Programme
Contents |
Given the complex interplay of ionic current and myocardial structure required for normal cardiac rhythm, it is remarkable that the heart should beat – ordered, consecutive, synchronous – over a life time. However, it is now known that multiple inherited disorders can interrupt this mechanism and manifest with tragic consequence in utero to very late age. Broadly, such conditions may be considered ionic or structural – a useful distinction in the clinic and laboratory, though an over simplification. Ionic inherited arrhythmia syndromes result from mutations in genes encoding ion channels or their structural components. The most common include: long QT syndrome, short QT syndrome, catecholaminergic polymorphic ventricular tachycardia, Brugada syndrome, progressive cardiac conduction disease, atrial fibrillation, and early repolarisation disorder.

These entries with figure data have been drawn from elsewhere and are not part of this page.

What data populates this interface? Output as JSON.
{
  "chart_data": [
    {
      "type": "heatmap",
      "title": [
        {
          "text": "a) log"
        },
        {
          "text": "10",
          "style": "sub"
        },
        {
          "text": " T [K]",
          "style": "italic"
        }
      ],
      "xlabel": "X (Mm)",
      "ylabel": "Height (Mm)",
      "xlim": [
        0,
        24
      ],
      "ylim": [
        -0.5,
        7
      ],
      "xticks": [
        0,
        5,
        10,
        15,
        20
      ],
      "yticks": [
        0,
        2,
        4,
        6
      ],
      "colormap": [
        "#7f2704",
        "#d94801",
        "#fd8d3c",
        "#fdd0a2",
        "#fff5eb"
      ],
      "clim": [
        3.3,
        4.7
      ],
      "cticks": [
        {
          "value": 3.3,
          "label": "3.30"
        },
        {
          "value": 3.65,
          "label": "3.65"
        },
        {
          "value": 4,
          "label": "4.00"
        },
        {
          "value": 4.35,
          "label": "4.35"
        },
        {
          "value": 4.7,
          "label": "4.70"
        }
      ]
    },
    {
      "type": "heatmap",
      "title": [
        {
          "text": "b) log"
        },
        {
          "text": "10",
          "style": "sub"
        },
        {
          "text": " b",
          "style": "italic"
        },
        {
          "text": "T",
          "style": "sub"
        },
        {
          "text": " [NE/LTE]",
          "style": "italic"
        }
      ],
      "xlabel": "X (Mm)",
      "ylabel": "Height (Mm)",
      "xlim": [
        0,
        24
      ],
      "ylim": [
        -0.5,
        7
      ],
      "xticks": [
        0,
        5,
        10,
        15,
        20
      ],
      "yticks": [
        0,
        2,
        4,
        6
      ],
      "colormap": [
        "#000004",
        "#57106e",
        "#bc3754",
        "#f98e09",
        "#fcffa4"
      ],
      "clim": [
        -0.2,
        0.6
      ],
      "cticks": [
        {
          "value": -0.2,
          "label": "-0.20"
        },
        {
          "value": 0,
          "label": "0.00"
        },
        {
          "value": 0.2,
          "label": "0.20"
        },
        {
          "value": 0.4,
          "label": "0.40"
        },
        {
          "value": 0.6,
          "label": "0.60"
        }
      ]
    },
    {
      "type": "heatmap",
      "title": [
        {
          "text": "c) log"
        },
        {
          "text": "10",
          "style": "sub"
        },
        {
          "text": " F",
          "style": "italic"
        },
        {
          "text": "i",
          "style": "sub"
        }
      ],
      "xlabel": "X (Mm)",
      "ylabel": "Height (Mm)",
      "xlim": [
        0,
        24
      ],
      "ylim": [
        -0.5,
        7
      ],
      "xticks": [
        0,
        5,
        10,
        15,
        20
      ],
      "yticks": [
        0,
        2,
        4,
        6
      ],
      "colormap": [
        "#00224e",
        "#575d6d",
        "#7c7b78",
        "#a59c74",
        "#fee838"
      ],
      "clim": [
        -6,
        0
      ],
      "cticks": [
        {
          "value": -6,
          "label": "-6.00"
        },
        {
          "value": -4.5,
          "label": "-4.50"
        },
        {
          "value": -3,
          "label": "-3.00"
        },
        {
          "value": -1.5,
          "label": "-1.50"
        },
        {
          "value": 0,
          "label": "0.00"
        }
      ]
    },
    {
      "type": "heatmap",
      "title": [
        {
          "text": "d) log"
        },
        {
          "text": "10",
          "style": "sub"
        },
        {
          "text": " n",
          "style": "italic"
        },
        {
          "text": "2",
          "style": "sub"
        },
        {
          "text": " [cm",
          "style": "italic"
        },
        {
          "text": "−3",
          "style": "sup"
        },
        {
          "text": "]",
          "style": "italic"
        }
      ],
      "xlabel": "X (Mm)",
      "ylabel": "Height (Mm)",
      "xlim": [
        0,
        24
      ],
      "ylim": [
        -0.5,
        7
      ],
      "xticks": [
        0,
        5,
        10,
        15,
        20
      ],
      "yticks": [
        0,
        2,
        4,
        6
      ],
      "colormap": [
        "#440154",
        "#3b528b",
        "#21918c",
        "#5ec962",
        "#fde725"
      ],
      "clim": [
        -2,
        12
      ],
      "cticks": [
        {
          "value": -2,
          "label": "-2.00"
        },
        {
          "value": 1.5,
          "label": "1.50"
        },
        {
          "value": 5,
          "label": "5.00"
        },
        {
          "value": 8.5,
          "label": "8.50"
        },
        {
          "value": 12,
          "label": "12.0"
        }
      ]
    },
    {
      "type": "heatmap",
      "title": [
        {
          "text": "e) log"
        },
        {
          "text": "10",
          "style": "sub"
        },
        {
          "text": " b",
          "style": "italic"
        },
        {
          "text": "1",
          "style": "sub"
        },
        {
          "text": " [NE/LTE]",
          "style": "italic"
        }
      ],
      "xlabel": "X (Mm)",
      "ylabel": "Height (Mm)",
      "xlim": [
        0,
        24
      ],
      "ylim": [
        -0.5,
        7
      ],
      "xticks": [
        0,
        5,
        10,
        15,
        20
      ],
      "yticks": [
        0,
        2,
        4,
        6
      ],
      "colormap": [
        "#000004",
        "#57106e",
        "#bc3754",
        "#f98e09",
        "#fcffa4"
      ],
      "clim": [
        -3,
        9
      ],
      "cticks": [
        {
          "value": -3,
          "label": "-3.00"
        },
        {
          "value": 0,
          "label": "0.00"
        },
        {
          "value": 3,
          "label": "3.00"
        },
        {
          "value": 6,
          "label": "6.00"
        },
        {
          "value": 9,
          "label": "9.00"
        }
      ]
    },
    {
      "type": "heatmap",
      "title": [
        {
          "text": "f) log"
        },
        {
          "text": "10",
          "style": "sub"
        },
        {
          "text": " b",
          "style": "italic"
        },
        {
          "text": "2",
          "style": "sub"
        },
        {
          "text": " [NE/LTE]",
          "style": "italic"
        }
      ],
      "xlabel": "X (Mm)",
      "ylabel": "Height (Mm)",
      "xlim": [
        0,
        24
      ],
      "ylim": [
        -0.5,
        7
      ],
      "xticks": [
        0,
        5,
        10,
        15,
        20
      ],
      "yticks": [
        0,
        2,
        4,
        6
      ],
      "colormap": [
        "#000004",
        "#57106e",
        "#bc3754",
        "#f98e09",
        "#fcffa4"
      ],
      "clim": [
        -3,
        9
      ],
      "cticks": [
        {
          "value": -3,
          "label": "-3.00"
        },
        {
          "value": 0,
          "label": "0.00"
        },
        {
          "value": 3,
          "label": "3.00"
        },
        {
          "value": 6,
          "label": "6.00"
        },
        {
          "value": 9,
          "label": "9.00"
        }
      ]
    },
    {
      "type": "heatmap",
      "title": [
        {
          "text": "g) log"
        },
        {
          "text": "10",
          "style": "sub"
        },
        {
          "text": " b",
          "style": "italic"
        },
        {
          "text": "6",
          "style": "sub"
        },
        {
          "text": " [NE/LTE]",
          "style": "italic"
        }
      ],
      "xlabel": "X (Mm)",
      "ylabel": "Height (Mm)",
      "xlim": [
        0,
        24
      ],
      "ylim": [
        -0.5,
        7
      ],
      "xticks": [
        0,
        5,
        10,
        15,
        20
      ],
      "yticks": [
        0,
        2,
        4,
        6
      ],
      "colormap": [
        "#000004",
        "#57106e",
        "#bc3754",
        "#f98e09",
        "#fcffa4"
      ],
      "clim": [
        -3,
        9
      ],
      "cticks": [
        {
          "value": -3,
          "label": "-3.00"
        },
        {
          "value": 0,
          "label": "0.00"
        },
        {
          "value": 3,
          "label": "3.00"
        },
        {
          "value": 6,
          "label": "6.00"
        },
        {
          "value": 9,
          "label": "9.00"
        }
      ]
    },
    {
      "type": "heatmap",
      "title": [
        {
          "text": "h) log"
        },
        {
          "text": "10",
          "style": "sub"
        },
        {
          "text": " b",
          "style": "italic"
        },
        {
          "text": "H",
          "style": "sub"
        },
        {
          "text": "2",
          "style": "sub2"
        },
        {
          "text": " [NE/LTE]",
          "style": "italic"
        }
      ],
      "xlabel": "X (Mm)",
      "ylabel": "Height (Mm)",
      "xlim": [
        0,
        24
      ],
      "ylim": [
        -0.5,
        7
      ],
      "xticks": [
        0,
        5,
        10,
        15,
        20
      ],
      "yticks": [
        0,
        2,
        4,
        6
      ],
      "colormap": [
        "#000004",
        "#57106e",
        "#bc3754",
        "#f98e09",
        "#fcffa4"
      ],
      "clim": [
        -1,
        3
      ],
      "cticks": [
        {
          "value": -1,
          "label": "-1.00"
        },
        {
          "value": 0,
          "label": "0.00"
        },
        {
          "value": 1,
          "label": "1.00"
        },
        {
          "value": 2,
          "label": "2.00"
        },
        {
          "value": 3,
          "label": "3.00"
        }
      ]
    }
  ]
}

The structural disorders predisposing to cardiac arrhythmia represent both a morphologic and clinical phenotype and include: hypertrophic cardiomyopathy, dilated cardiomyopathy, arrhythmogenic right ventricular cardiomyopathy (or dysplasia), and myocardial non-compaction. After two decades of intensive research, the genetic underpinnings of these disorders have to a large extent been identified. The advance has been so great that genetic testing is now established in the clinical setting where it is used for the confirmation of a diagnosis and in cascade family screening. Increasingly, family members are identified without a clinical phenotype but who harbour a pathogenic mutation. Preliminary work suggests that such early identification allows intervention whether by lifestyle change or drug therapy that may prevent a clinical phenotype from manifesting. Yet the greatest advances are to come as advance in our knowledge of the underlying molecular mechanisms enables the development of targeted and gene-specific therapy.